On stage that night, a student question surfaced a theme that resonates at IC: being multifaceted. Eisenberg-an Academy Award-nominated actor who also writes, directs, and composes-didn't hesitate. "Really, really try to do everything," he told students. Not to "take over the world," he added, but because curiosity opens doors. "It's the curious people who find their way into things because they ask and they're interested." It's a message that mirrors how IC students build their paths-across studios, labs, clubs, and teams-often in ways that don't run in straight lines.
He also spoke to the character behind the craft. Asked about "authenticity," Eisenberg cautioned against confusing bluntness with professionalism: "As much as we should prize authenticity and whatever that means to you … you want to make sure that that authenticity is not coming at the expense of being a person who is comfortable and good to work with because it's a collaborative industry." In a business built on teams, he added, kindness and humility are career skills.
Eisenberg with students in one of Park's studios. Eli Brown/Park Productions
The evening traced his arc from child actor to beyond-triple-threat creator. He reflected on A Real Pain, the Sundance winner that earned BAFTA and Oscar recognition, and on what comes next, a stylized musical he wrote and will direct, starring Julianne Moore and Paul Giamatti. He credited craft lessons learned the hard way (including 100-take days with director David Fincher) and made space for the luck, doubt, and anxiety that shadow even celebrated careers.
One story landed especially close to home. On the set of the television miniseries Fleishman Is in Trouble, Eisenberg met Eli Bernstein '21, an Ithaca alum working on the production. Impressed by his smarts and work ethic, Eisenberg promised that if he ever needed an assistant, he'd call. A few years later, finding Bernstein working at a butcher shop, Eisenberg followed through. "I'm bringing you back," he told him, hiring him as his assistant and then promoting him to associate producer on his latest film. "He was everybody's favorite person on set," Eisenberg said, an anecdote that drew cheers and underscored the value of IC's alumni network in the industry.

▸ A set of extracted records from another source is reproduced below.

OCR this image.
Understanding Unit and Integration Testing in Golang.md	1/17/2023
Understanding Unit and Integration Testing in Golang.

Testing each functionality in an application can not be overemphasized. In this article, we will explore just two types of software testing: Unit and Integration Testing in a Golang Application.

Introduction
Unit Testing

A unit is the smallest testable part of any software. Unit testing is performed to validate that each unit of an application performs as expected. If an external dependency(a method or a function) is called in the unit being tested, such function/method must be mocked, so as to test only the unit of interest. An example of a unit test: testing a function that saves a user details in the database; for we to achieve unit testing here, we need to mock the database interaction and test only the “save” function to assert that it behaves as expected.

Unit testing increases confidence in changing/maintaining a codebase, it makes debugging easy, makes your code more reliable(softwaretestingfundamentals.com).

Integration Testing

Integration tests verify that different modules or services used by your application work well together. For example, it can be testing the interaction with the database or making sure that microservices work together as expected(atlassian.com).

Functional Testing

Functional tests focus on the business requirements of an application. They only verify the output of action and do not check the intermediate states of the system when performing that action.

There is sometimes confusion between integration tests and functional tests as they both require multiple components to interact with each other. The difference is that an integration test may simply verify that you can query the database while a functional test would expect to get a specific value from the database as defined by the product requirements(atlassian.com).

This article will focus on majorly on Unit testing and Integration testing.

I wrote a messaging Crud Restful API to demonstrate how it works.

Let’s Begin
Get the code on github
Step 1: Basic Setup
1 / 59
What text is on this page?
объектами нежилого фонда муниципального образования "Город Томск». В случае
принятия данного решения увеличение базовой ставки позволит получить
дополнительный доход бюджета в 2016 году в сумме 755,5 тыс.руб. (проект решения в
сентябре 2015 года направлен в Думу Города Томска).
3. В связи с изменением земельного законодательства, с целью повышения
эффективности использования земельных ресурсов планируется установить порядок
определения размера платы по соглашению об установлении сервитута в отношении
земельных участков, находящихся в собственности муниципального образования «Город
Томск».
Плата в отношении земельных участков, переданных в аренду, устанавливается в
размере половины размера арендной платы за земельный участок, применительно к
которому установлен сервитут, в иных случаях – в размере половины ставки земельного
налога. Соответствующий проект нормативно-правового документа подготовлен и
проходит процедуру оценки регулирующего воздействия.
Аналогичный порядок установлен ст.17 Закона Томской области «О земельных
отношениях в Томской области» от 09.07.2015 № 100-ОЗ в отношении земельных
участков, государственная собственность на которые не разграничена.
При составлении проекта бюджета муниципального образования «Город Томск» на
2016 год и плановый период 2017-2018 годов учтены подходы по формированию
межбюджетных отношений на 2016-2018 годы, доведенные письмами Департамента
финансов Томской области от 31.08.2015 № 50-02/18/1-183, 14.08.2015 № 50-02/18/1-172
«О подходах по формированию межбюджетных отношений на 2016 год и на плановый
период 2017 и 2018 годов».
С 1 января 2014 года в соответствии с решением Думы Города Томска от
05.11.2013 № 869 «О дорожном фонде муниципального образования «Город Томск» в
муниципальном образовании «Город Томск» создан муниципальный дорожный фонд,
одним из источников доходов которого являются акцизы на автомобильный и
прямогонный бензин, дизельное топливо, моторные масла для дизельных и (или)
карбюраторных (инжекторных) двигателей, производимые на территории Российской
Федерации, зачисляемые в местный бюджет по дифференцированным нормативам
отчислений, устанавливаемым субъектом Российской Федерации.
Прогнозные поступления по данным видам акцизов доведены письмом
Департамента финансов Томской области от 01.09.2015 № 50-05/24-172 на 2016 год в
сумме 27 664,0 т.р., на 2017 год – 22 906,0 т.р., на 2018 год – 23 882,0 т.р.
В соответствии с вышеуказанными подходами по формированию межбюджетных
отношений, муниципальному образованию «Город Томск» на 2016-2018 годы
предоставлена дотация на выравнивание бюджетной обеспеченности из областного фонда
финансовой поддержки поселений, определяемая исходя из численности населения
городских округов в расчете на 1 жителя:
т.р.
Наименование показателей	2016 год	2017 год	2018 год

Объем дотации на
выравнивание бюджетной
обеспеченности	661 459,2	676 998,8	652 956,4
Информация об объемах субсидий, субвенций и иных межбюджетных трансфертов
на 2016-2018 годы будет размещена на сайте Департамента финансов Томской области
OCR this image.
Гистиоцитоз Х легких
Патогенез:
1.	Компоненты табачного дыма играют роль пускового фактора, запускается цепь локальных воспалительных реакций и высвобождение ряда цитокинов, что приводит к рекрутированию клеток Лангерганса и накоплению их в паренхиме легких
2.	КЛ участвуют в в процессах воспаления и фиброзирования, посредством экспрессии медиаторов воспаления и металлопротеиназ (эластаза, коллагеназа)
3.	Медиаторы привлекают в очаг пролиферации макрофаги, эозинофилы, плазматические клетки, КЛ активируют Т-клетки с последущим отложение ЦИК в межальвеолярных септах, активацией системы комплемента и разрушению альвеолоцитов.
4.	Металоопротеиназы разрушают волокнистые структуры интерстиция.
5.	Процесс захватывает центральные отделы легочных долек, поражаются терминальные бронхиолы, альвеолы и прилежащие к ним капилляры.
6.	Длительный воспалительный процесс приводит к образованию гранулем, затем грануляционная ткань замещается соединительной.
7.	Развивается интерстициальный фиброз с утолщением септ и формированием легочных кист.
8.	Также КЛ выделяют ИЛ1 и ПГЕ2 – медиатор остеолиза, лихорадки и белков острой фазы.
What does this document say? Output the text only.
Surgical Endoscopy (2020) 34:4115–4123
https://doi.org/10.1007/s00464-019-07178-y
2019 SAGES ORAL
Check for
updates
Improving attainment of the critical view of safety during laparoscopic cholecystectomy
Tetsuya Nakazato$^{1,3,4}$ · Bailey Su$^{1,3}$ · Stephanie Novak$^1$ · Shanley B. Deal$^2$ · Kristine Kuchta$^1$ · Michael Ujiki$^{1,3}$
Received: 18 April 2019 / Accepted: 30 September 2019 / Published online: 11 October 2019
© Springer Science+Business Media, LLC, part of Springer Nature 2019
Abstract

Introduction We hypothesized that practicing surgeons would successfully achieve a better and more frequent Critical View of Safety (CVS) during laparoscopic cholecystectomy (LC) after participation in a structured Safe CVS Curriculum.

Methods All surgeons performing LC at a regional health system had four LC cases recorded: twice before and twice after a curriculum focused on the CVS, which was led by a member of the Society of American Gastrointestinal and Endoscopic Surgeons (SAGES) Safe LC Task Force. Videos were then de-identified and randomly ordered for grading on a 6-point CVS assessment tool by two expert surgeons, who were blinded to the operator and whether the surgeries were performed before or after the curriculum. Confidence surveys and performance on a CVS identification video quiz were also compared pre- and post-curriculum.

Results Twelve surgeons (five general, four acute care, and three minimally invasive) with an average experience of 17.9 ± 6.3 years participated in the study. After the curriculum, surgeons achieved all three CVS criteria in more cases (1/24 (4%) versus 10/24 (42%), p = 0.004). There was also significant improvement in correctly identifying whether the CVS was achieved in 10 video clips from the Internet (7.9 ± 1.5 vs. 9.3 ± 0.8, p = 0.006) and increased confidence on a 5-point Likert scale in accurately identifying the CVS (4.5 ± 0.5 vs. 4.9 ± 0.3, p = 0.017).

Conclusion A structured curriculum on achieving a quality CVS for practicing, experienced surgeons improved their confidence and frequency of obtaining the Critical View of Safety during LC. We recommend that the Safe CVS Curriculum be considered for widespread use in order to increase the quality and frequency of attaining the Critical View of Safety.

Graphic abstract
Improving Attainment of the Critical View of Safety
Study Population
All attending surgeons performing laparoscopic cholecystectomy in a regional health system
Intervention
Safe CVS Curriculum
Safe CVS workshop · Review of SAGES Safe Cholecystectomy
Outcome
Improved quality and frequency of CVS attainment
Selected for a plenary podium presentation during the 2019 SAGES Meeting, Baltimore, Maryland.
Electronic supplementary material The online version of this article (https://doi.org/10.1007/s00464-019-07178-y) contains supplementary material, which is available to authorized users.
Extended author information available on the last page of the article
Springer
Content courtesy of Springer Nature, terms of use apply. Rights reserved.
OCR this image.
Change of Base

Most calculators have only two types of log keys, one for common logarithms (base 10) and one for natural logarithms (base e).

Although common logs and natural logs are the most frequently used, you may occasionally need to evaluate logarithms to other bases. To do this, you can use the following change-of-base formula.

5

Throughout, Powers and Falkner kept the conversation nimble-probing craft, process, and the practical realities of freelance creative work-while the live app helped steer Q&A. The mix of mainstage energy and intimate access felt distinctly Ithaca: a marquee moment with up-close, student-first exchanges.
Eisenberg's visit included conversations with students from across campus. Devan Accardo/Park Productions
The Park Distinguished Visitor Series, made possible by the Park Foundation, exists for nights like this, when an acclaimed guest engages directly with students, and the campus turns that engagement into learning, mentorship, and excitement. Eisenberg joins a roster that has brought filmmakers, journalists, and advocates to South Hill, and the throughline is clear: students aren't just in the audience, they're in the conversation.
As the applause eventually receded, the takeaways were less about celebrity than about possibility. For the 74 students who spent an hour in a private Q&A-and for the hundreds who filled Ford Hall or tuned in online-the message landed. Be multidimensional, stay curious, do the work, and be someone people want to work with. It's a message that meets IC students where they are ... in production studios and classrooms, on stages and in locker rooms, on campus and beyond.